Рыжие бывшими не бывают
Шрифт:
— Прошу, — Ольшанский помог мне устроиться в кресле. Это был небольшой укромный закуток.
— Вы ведь не здесь сидели? — деловито поинтересовалась.
— Нет, — хмыкнул он. — Я отдыхал с друзьями, но сейчас хочу поговорить с вами с глазу на глаз. Рядом материализовался официант. — Кофе?
— Да, турецкий. — Мне необходимо взбодриться.
— И шампанского, — добавил Ольшанский. — Ксения, — и посмотрел на меня пронзительно, — вы мне нравитесь.
Я молчала. А что возмущаться? Я даже не удивилась. Просто было любопытно, насколько далеко зайдет? А вообще это какая-то негативная тенденция:
— Давно. Вы очень красивая, — и руку мне на колено положил.
Ольшанский тоже интересный мужчина. Лет сорока пяти, крупный, высокий, темные волосы едва тронуты серебром, глубокие серые глаза. Я точно знала, что у него жена и трое детей… Гребаный кобелина.
— Глеб Вячеславович…
— Просто Глеб.
— Просто Глеб, — иронично повторила, — вам не стыдно? Неужели верность для таких, как вы ничего не значит?
Он хмыкнул, оценив, вероятно, мою смелость. Я не могла назвать свой вопрос беспардонностью, потому что имела право спросить у женатого мужика, который лапал мои колени: какого черта?!
— Вы прямолинейны, Ксения. Мне это нравится. Я тоже буду откровенным. Я женился, когда мне было двадцать пять на больших деньгах. Моя жена прекрасная женщина, но я не смог полюбить ее. Я изменял ей. Часто. Не знаю, — он задумчиво отвернулся, — все ищу чего-то, — и на меня посмотрел. — Было бы мне лет как вам, то не повторил бы этой ошибки. Деньги дают очень много, но счастливыми, увы, не делают.
— Я должна вас пожалеть сейчас? — не удержалась от сарказма.

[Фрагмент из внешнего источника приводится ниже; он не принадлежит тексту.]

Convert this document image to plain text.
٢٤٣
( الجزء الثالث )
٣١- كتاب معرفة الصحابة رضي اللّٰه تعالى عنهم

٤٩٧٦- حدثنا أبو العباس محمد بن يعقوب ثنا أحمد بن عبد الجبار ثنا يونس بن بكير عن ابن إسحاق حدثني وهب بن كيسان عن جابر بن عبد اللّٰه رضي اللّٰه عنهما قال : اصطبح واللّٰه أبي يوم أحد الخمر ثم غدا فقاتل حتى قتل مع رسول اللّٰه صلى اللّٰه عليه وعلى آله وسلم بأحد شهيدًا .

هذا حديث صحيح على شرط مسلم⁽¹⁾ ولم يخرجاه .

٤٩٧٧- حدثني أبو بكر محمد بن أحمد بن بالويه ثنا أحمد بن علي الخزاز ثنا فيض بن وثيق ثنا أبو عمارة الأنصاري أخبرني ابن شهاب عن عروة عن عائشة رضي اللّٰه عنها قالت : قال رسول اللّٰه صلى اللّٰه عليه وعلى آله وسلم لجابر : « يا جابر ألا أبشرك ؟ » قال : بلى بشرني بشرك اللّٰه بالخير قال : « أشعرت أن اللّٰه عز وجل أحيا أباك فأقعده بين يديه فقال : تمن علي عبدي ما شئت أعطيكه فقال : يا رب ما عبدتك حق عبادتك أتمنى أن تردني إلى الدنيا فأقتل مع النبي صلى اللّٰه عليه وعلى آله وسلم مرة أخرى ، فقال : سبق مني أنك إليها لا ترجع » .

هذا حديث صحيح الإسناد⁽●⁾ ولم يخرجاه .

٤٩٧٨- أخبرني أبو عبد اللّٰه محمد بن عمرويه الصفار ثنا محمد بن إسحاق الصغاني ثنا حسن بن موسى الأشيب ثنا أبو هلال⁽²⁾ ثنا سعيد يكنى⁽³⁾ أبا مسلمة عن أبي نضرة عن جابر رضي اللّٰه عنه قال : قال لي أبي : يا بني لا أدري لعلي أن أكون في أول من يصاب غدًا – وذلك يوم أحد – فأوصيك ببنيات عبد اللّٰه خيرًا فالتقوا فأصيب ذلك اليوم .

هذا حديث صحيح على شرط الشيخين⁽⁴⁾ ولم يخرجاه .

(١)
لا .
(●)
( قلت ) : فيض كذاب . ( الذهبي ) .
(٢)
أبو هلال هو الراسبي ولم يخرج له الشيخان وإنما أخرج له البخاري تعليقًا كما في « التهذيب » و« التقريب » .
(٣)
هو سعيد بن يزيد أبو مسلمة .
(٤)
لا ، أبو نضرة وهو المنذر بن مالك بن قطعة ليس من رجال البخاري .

— Нет, — покачал головой Ольшанский, — хочу, чтобы вы знали, что у каждого свои причины быть неверным.
— Знаете, что я думаю, — заговорщически склонилась к нему. — Вы просто любите пробовать свежее мясцо, а сказку придумали, чтобы обелить себя. Ах, я не люблю жену, но живу с ней много лет. Мне так одиноко и тоскливо, пожалей меня молодушка… — я стебалась над ним, но в его лице над всеми неверными мерзавцами, которые уверены, что могут пристраивать свой стручок к любой симпатичной горошинке.
— У вас острый язык, — медленно произнес, хищно гипнотизируя мои губы. — Вы мне напоминаете кое-кого… — складывалось ощущение, что если бы мог, здесь бы меня распял, прямо столе, и поимел, но слишком много «но».
— Всего хорошего, — холодно произнесла и поднялась. Как же меня все задолбали! Иногда жалею, что не лесбиянка. С женщинами как-то проще.
Подошла к забитой стойке и подозвала бармена.
— Что будем пить?
— Пошли все нахрен — есть, что предложить?
Он подмигнул и через две секунды передо мной стояло три стопки: водка, текила, абсент. Пошли. Все. Нахрен. Я выпила одну за другой и осмотрела зал: здесь в основном пили, а пели на втором этаже. Это хорошо, не желаю кошачью свадьбу слушать, а вот «Animal ДжаZ». Я обожала Питер и музыку этого города.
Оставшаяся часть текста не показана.